Combinations of pharmacotherapy and psychotherapy may be required in most cases of MDD. Medicines that work fast, have less tolerability and safety issues, and address a broader range of symptoms result in better functional capacity and quality of life. Even though treatment guidelines recommend antidepressants as the first-line treatment for depression, physicians in the Middle East countries tend to prescribe benzodiazepines rather than antidepressants. These may result in long-term adverse effects and further worsen the condition.
The lack of trained specialists in the field and the stigma associated with mental illness means that most patients will seek treatment from a primary care provider, and many will complain of somatic symptoms such as pain, weakness, and shortness of breath rather than mood or anxiety symptoms. Almost half of the primary care patients in the United Arab Emirates who were found to have a psychiatric disorder described their symptoms as somatic instead of psychological.

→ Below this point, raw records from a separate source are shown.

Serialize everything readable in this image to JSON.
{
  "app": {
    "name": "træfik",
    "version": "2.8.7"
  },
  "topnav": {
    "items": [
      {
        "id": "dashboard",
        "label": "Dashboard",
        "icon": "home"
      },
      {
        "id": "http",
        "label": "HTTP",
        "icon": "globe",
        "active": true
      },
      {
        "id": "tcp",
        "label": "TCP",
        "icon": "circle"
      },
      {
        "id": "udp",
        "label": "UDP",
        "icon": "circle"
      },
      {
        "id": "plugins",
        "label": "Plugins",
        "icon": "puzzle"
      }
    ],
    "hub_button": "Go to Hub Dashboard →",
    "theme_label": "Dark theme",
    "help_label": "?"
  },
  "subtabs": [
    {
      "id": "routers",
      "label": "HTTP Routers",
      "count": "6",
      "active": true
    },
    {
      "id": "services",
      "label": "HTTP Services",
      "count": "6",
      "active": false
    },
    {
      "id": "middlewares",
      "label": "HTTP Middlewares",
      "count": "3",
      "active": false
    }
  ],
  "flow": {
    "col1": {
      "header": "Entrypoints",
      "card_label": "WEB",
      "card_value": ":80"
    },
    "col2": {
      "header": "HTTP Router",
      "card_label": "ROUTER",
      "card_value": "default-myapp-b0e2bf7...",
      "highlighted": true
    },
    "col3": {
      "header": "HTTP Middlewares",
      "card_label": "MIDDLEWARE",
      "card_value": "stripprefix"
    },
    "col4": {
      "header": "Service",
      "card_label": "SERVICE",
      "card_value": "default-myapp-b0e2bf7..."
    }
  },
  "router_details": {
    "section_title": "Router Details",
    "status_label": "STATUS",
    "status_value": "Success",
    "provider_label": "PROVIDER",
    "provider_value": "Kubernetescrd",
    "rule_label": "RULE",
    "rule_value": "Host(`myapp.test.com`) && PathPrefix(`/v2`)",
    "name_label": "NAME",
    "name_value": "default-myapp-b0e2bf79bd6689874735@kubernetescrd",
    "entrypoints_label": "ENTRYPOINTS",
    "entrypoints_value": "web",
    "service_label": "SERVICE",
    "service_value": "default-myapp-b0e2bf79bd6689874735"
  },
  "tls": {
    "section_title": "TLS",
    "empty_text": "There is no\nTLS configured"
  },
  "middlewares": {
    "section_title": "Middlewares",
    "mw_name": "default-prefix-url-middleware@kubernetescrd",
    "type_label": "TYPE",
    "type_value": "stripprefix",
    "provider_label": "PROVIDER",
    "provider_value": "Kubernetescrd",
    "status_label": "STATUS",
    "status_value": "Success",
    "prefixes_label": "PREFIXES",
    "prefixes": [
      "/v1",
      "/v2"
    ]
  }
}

The absence of precise guidelines poses several challenges, including inconsistencies in diagnosis and treatment approaches, potential mismanagement of depression cases, and an overall hindrance to effective mental healthcare delivery. The need for collaborative efforts among healthcare authorities, mental health professionals, and international organizations becomes increasingly apparent to address this shortfall.
Behavioral health interventions tailored and adapted with inputs from sub-cultural groups are essential for increased engagement and efficacy. Developing and disseminating culturally sensitive, evidence-based interventions for identifying, diagnosing, and treating depression in the Middle East should be prioritized. These interventions should account for the region’s unique cultural and societal dynamics and underscore the importance of integrating mental health awareness and care into the broader healthcare landscape.
A multifaceted approach to management is imperative. This includes enhancing education for physicians and the public, focusing on reducing the stigma associated with depression. Additionally, efforts to expand mental health services, train more mental health specialists, and promote the implementation of evidence-based guidelines are essential to improving the well-being of individuals grappling with depression.
By developing and implementing culturally sensitive guidelines, increasing awareness, and fostering a supportive environment, we can bridge the treatment gap and improve the well-being of individuals living with MDD in the MENA region. This endeavor is not only about individual health but also about preparing for future public health challenges.